Retrofit Diesel Particulate Filter:
DPFs are available for vehicles that were not originally equipped with a DPF from the factory. Therefore, they are retrofitted. Nowadays, they are becoming less common because all modern diesel cars come standard with a fully closed DPF.
This type of DPF has a partially open structure, allowing exhaust gases to flow relatively freely through the filter, minimizing backpressure in the exhaust system. Soot particles settle on the filter walls, where a catalytic coating (usually platinum or cerium oxide) enables the combustion of soot at 250–300°C. The coating converts nitrogen oxides (NO) into nitrogen dioxide (NO₂), which allows the soot to burn more easily, even at lower temperatures achieved during normal operation. This ensures continuous regeneration as long as the engine is sufficiently loaded and the exhaust gases are at the right temperature.
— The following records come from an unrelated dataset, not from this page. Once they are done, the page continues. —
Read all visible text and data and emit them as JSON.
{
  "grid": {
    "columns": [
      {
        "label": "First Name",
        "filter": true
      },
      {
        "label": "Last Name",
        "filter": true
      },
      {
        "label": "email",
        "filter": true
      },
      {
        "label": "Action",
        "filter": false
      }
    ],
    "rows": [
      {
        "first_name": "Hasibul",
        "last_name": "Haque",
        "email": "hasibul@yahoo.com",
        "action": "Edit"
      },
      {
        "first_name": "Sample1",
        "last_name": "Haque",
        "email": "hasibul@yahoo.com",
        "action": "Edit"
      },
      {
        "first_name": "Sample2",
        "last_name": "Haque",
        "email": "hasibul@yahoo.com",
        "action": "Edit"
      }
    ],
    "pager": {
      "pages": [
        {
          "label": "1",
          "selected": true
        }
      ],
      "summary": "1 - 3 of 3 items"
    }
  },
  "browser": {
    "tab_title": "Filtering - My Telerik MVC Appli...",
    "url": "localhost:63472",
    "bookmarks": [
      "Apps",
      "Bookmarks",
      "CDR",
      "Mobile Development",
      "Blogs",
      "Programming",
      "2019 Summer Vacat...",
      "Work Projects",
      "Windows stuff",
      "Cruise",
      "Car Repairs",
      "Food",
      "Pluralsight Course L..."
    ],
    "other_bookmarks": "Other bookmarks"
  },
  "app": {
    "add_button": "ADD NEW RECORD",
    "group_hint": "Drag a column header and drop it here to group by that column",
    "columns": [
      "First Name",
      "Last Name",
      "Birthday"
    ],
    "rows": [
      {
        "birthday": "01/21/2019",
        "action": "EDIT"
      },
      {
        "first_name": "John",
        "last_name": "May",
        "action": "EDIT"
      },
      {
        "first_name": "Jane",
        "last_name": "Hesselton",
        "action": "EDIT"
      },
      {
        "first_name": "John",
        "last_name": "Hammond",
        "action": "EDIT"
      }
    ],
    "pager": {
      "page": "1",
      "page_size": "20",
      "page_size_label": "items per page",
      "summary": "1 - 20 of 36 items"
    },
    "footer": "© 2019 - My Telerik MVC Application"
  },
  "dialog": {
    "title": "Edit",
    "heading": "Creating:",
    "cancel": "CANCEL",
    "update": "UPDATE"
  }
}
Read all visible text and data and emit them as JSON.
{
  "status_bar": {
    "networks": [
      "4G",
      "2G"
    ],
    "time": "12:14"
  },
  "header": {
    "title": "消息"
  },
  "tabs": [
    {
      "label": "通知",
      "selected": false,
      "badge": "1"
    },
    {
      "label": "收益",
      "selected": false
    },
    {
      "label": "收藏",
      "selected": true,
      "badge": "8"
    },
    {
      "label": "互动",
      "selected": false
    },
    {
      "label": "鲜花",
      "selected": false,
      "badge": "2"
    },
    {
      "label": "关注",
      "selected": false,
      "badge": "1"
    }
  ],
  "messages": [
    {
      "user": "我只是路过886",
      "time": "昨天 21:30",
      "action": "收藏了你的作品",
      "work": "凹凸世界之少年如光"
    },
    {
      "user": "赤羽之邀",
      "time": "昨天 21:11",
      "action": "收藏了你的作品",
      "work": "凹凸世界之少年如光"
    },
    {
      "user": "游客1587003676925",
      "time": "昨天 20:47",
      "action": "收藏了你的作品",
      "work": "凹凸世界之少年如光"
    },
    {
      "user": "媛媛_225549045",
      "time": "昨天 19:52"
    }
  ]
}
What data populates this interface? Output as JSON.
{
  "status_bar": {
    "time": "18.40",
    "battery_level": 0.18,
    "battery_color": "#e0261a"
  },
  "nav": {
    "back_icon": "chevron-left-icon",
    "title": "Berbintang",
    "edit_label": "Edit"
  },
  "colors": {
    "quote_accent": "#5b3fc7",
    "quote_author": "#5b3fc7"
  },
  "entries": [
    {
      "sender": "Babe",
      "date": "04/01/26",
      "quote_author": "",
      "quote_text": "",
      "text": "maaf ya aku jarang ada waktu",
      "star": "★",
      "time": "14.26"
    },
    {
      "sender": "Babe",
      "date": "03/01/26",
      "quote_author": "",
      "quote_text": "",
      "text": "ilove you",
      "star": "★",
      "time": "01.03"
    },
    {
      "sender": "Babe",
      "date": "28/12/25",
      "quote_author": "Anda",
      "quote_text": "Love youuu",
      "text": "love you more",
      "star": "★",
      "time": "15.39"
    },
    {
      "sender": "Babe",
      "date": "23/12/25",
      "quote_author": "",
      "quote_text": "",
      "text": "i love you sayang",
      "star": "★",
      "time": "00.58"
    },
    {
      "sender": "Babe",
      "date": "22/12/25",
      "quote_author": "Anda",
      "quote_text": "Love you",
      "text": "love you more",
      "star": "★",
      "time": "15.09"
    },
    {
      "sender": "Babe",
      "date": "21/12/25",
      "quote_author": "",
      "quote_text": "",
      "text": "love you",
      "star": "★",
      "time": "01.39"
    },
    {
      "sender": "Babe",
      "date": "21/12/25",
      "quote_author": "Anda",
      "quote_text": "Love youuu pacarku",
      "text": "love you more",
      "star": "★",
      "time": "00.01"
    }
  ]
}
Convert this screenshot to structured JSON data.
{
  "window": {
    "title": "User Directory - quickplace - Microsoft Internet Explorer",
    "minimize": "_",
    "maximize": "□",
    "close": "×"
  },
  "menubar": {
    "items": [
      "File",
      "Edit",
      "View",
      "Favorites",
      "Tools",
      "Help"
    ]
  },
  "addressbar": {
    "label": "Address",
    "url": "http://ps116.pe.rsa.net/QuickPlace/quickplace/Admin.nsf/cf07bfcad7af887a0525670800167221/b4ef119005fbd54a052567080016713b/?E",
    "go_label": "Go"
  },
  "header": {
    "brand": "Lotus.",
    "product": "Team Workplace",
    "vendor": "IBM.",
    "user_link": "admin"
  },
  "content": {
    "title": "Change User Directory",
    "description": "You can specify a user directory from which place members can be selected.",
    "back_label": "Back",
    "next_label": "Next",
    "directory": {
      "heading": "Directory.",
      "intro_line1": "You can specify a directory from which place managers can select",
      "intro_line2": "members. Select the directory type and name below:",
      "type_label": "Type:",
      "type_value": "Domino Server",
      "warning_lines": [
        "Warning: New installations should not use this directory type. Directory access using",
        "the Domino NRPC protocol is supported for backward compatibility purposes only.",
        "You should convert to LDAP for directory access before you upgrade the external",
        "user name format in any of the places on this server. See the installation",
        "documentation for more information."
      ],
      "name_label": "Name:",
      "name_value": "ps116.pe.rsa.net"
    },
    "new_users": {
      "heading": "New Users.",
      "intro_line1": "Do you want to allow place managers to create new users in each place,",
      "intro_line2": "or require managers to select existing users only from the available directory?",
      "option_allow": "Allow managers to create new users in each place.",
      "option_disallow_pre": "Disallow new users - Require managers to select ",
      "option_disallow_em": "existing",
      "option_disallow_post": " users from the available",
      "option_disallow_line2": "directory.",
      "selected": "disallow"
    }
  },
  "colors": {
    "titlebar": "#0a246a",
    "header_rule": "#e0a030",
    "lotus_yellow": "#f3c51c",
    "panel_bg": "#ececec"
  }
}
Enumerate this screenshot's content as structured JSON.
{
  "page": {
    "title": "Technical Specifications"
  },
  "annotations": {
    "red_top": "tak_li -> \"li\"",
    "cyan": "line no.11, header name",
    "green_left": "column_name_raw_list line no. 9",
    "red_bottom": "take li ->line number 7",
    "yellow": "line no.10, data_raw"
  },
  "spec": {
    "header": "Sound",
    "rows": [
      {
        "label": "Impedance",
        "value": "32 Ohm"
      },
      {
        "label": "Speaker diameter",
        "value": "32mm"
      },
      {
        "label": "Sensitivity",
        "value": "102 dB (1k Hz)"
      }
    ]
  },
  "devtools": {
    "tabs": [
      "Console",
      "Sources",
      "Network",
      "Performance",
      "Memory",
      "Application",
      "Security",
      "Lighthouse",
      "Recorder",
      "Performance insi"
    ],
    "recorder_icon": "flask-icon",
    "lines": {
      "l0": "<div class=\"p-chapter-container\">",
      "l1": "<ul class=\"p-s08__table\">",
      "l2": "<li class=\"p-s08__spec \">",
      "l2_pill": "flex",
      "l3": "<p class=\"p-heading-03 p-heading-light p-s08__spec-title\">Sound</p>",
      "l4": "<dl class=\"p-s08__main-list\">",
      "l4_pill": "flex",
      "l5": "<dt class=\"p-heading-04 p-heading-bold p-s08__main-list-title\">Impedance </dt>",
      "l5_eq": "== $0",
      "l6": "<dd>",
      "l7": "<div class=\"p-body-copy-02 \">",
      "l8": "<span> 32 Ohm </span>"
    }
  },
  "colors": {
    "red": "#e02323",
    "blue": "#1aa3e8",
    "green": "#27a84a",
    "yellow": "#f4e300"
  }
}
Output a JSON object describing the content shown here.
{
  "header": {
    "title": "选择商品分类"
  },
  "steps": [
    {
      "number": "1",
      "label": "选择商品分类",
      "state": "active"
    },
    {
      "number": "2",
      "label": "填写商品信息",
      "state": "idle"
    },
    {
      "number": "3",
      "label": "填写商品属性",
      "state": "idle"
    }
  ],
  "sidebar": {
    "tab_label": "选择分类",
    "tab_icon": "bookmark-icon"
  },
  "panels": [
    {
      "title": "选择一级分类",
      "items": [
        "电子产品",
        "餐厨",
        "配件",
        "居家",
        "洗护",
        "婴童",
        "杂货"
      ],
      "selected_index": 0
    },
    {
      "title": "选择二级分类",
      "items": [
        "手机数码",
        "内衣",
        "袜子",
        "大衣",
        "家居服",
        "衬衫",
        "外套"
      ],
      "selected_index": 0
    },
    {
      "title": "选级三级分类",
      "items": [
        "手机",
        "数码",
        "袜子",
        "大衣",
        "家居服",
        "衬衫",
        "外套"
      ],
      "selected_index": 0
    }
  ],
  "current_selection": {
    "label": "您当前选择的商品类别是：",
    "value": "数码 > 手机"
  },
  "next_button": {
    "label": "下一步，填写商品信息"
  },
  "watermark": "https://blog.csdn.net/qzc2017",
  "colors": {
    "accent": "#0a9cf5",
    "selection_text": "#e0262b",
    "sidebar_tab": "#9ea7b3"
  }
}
A significant advantage is that the filter rarely clogs, provided the vehicle is regularly driven to a high temperature.
While under ideal conditions the filter can reduce soot emissions by 50–60%, the effectiveness in less optimal conditions (such as urban traffic) is often only 20–40%, depending on the driving profile and engine temperature.
Exhaust Gases of a Diesel Engine:
The adjacent image and the explanation below show the composition of exhaust gases from a diesel engine.
- 67% Nitrogen (N2)
- 12% Carbon Dioxide (CO2)
- 11% Water (H2O)
- 10% Oxygen
- 0.3% other substances, including soot particles (PM), Hydrocarbons (HC), Nitrogen Oxides (NOx), Carbon Monoxide (CO).
To reduce NOx emissions, diesel engines increasingly use a SCR catalyst with an AdBlue dosing system.